UCA Rochester’s audience was arguably some of the best dressed so far, with colour and accessories in abundance. There were some familiar faces amongst them too, including Jamie Windust, a 2018 GFW award winner who has made a huge name for themselves thanks to their activism.
The students of UCA Rochester exceeded expectations, with a whole host of collections that took us around the world on a major culture trip.
There were Japanese inspired gowns from Gabriella Christian, in a range of sunny colours, with a nod to classic kimono sleeves.
Lauren Jones’ collection of bold florals and oversized headpieces walked down the catwalk to Latin-inspired music, which gave the pieces a summery feel.
Sally Mankee’s looks had a beautiful Parisian feel, complete with oversized umbrella, pink and black tones and a whimsical blue and white life-sized dog shaped bag that was wheeled alongside the first look.

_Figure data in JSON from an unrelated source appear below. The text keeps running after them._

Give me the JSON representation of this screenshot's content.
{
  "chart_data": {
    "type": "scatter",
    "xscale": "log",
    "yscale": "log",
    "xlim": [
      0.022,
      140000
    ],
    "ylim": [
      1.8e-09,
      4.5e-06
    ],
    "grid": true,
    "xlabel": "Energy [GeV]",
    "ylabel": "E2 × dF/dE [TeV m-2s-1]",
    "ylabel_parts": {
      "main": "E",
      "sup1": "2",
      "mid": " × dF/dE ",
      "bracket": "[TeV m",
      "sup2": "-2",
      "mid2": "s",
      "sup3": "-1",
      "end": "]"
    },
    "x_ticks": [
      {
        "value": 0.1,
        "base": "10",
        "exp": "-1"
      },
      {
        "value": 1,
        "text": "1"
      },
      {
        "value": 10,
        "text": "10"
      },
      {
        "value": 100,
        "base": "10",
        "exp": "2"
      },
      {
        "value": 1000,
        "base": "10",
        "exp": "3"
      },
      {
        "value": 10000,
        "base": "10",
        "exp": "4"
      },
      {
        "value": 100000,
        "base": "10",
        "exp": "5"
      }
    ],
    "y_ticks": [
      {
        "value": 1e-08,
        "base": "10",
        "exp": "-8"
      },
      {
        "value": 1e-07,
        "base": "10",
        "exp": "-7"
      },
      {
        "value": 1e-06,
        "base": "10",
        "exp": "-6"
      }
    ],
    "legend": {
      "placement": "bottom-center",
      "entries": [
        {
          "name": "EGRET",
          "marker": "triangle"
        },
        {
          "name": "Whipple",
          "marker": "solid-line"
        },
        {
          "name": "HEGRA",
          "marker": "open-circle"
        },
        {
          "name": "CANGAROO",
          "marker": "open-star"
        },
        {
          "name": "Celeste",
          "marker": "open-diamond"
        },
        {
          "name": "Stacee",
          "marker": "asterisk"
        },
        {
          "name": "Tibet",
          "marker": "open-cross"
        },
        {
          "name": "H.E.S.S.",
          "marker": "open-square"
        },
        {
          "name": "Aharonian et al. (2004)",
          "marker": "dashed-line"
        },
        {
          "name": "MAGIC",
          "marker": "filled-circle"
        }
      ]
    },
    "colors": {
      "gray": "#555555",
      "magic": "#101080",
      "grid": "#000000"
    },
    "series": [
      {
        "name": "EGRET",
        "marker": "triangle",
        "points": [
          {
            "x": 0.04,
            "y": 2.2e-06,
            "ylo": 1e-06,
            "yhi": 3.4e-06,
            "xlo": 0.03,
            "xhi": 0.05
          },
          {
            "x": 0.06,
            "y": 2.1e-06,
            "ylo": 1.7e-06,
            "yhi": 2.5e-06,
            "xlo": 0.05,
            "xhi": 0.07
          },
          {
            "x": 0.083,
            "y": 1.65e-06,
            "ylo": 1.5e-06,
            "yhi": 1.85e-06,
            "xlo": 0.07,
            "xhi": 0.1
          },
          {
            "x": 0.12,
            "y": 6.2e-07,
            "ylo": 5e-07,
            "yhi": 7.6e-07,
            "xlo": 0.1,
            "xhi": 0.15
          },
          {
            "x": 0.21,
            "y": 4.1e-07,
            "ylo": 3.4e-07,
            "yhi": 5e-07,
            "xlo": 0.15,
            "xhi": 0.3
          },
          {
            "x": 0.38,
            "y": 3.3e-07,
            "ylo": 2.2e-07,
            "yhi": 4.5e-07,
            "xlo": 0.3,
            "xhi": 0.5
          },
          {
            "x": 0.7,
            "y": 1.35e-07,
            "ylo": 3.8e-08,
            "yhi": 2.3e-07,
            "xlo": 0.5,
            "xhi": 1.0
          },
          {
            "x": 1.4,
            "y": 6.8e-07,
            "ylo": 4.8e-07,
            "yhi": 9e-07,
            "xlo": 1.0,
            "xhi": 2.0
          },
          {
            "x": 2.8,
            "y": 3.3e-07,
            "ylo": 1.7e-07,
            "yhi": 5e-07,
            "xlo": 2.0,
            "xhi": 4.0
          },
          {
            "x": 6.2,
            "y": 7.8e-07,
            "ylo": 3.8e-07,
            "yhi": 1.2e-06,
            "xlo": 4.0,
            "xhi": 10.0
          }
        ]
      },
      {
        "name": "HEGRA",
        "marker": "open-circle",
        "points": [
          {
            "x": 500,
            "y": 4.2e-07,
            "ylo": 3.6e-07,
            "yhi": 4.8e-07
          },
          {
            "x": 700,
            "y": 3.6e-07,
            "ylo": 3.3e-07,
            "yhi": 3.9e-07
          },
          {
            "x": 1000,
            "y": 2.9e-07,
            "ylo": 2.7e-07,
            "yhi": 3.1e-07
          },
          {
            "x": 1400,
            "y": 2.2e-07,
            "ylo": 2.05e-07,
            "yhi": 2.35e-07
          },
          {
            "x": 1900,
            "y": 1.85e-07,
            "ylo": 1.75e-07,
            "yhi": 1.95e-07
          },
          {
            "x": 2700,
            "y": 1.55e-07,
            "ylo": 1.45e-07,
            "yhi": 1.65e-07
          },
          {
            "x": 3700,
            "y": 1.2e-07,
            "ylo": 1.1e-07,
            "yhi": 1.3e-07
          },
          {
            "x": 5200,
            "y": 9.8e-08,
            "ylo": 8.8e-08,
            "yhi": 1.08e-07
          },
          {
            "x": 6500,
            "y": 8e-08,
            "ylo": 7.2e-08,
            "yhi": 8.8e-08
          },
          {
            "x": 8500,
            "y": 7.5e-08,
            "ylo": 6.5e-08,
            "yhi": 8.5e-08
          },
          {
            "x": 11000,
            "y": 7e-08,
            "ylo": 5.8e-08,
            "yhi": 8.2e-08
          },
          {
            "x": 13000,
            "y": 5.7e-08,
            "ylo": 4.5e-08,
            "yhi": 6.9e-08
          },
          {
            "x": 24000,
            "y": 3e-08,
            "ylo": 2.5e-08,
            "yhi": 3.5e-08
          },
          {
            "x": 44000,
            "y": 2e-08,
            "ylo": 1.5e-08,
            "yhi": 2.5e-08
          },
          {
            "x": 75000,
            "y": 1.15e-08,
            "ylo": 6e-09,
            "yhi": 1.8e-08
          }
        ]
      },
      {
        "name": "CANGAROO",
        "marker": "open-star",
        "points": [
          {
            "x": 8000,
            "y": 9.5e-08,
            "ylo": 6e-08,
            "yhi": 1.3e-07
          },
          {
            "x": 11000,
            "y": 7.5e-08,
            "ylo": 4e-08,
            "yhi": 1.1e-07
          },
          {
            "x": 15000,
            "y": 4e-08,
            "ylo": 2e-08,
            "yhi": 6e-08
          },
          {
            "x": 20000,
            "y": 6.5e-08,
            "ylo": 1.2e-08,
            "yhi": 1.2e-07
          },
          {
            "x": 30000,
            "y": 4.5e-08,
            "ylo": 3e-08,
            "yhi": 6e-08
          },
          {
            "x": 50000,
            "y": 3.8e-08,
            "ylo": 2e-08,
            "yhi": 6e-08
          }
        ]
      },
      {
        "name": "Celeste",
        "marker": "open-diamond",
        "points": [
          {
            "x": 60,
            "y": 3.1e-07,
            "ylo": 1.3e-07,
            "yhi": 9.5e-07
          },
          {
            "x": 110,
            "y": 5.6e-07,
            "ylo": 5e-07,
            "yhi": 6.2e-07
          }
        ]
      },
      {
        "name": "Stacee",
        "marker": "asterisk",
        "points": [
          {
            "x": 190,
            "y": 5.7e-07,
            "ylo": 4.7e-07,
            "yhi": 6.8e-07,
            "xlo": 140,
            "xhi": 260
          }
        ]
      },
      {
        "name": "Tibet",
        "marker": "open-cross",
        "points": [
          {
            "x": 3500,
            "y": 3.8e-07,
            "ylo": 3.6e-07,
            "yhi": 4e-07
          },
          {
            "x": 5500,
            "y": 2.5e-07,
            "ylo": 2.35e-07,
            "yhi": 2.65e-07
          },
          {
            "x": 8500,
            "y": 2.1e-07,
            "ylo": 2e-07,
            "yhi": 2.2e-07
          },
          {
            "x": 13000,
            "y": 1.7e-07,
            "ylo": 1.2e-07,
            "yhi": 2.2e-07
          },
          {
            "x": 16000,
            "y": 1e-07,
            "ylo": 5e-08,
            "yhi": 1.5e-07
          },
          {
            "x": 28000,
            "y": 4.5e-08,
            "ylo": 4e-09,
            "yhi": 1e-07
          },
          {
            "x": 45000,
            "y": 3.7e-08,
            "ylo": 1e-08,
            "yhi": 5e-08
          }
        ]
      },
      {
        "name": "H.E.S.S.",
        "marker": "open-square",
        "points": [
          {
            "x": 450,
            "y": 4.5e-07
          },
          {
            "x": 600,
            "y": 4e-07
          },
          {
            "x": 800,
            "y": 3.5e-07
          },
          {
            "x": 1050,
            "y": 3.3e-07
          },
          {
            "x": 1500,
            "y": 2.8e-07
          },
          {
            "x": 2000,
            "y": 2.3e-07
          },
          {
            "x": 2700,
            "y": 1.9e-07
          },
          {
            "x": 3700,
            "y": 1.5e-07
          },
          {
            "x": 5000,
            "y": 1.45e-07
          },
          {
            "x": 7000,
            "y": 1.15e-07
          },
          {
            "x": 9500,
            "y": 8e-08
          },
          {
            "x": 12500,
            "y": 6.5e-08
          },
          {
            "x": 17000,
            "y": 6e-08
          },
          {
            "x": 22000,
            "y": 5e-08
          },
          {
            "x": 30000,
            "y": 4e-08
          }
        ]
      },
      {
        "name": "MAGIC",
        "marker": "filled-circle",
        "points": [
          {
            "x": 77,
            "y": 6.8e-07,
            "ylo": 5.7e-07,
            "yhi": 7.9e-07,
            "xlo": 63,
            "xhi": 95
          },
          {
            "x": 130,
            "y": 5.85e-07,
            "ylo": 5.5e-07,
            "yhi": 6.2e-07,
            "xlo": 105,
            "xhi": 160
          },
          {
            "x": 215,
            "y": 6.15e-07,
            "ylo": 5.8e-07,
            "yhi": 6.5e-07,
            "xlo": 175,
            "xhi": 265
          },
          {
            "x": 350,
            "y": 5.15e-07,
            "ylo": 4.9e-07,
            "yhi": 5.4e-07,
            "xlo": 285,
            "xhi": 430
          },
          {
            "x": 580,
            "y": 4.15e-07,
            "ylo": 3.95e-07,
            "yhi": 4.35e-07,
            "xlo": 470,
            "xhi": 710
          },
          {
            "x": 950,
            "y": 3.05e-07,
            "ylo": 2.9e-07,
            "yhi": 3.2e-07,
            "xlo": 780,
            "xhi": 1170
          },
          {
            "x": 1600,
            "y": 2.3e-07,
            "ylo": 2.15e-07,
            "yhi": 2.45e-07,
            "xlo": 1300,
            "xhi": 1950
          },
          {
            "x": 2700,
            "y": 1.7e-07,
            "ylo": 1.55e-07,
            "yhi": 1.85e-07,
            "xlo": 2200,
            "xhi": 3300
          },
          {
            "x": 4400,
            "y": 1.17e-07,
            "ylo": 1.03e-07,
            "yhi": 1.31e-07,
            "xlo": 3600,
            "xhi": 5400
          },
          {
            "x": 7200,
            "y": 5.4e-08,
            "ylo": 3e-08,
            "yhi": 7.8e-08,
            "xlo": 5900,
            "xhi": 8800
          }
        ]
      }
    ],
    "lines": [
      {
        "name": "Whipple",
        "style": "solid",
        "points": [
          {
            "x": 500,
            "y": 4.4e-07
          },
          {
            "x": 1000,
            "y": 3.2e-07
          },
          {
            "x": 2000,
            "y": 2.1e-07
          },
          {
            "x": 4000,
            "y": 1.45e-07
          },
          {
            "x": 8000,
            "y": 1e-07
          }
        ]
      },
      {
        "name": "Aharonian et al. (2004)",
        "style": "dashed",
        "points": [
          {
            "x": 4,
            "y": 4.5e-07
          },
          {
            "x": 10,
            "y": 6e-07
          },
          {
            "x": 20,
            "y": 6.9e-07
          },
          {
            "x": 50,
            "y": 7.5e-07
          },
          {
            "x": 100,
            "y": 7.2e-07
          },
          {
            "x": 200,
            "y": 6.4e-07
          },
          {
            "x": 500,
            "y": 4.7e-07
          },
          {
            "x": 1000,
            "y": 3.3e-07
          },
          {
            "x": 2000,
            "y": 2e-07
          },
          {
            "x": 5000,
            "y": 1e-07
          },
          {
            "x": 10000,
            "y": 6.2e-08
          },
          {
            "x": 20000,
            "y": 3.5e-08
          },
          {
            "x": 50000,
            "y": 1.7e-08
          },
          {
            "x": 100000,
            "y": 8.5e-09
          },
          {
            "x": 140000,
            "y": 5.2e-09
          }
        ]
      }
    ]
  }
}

Rounding off our trip around the globe was Elizabeth Whibley’s bold, colourful and whimsical collection, full of prints and clashing colours which fitted perfectly with her musical choice of Mini Viva’s “Left My Heart in Tokyo”.

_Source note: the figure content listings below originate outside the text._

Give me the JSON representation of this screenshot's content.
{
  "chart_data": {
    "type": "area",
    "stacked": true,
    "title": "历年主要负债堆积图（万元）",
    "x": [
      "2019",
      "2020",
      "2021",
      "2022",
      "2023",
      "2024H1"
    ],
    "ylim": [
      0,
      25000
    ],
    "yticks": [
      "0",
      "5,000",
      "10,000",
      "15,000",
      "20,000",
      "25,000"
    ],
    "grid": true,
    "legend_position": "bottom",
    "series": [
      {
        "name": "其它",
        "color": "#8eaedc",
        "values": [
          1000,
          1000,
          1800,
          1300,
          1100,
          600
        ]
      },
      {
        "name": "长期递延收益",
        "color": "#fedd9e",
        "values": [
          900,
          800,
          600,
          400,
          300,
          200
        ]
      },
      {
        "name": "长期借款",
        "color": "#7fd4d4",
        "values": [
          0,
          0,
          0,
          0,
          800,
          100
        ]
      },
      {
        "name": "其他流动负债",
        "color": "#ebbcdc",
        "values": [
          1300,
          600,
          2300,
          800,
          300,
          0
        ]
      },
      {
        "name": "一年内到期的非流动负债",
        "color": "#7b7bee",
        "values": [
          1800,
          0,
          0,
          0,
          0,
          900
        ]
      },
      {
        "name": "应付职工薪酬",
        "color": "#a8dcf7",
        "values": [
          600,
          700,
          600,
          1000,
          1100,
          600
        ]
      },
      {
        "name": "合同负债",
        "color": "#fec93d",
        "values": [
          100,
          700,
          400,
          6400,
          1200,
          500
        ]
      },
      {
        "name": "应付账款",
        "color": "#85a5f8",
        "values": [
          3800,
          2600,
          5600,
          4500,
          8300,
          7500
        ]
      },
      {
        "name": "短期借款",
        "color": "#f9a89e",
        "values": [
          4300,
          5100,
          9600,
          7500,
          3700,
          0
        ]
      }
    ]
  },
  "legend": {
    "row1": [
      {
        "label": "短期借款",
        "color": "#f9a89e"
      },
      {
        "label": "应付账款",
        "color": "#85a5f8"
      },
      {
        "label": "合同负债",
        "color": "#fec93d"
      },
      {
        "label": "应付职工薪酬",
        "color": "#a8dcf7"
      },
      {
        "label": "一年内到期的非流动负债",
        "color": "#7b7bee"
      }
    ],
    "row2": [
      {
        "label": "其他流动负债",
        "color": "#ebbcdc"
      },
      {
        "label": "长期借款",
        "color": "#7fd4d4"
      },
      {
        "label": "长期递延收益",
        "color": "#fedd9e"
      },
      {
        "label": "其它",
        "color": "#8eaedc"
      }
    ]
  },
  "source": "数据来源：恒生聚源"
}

Colour was also a running theme amongst the collections, with some opting for all out, in-your-face palettes, whilst others stuck to monochrome with splashes of colour to tie them together, such as Tamsin Coasby’s show-closing collection. Oversized puffer coats, trousers and jackets were her stand-out pieces, including a floor-sweeping exaggerated quilted jacket and a one-armed boxy outerwear garment.
Cherly McQuaid, a make-up artist who collaborated with UCA Rochester to put together their lookbooks summed up their talent perfectly with a succinct; “These guys are the real deal”, and she expressed how important it was to have collections and collaborations like this in the industry. UCA Rochesters show was a whirlwind of self-expression and the looks were truly one of a kind.